Commandites: Paul Martin congédiera s'il le faut, quand il le faudra

Paul Martin dit qu’il n’a pas encore décidé de sévir contre certains dirigeants de sociétés d’État, mais qu’il n’hésitera pas à le faire le moment venu.
Photo: Jacques Nadeau Paul Martin dit qu’il n’a pas encore décidé de sévir contre certains dirigeants de sociétés d’État, mais qu’il n’hésitera pas à le faire le moment venu.

Le premier ministre canadien Paul Martin a jugé hier qu'il était hâtif de parler de suspension ou de congédiement pour les trois dirigeants de sociétés de la Couronne qui seraient impliqués dans le scandale des commandites. Il a cependant promis que des décisions seraient prises dès que le président du Conseil du trésor, Reg Alcock, aura rendu son rapport.

Interrogé sur les manchettes annonçant le congédiement ou la suspension possible de Jean Pelletier (Via Rail), André Ouellet (Postes Canada) et Michel Vennat (BDC), M. Martin a assuré que «la manchette ne reflétait pas vraiment l'évolution du dossier». Il a toutefois promis de faire preuve de célérité si des recommandations en ce sens étaient données.

Le premier ministre n'a pas spécifié comment seraient punis les éventuels coupables mais, selon son lieutenant politique au Québec, Jean Lapierre, ce sont là des questions de confiance qui devront être débattues une à une. «Il y a de nombreux niveaux d'implication à prendre en compte», a-t-il mentionné en ajoutant qu'il faudra faire preuve de souplesse. «Vous pouvez être ferme, mais il faut aussi être juste.»

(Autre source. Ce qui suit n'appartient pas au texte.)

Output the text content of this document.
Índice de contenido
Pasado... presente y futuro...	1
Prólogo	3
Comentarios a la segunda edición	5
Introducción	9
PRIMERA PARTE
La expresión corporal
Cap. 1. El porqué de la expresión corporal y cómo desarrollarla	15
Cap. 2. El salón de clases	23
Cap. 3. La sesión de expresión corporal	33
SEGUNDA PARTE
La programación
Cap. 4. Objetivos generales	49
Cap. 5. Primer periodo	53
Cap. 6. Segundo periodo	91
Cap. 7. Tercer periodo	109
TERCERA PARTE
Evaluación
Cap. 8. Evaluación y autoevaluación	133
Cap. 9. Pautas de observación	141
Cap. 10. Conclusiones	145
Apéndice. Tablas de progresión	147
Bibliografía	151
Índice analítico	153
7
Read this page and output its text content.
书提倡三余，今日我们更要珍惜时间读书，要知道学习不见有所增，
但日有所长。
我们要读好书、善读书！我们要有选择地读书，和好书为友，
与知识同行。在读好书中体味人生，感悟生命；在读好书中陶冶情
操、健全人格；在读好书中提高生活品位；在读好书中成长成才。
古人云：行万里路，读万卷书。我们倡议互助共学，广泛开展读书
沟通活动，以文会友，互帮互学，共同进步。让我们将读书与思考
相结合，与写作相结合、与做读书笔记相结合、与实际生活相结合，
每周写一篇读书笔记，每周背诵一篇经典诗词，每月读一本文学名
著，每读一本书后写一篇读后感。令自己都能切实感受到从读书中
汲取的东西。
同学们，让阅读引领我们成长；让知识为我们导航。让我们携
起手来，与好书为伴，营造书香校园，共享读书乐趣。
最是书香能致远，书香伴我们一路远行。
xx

Interrogé sur les progrès faits par le président du Conseil du trésor, Paul Martin s'est contenté de dire, en conférence de presse, hier, à Montréal, qu'il en avait fait «beaucoup». Pressé de mettre la vérité au jour, le premier ministre a toutefois rappelé que la précipitation ne devait pas empêcher le président du Conseil de faire son travail. «On veut agir le plus vite possible, mais on veut aussi agir en toute connaissance de cause», a-t-il rappelé.

Des objectifs nationaux

Venu rencontrer les maires de la Communauté métropolitaine de Montréal et le Front d'action populaire en réaménagement urbain (FRAPRU), le premier ministre s'est rapidement débarrassé hier de la question des commandites pour aborder ses «ambitions nationales», annonçant notamment la mise en place d'un éventuel plan quinquennal pour le logement social.

Interrogé sur les raisons qui l'ont amené à rencontrer des artisans de la communauté montréalaise, M. Martin a répondu que la seule façon de mener à bien des objectifs nationaux était «de travailler en partenariat étroit avec les provinces et les municipalités, les petites comme les grandes».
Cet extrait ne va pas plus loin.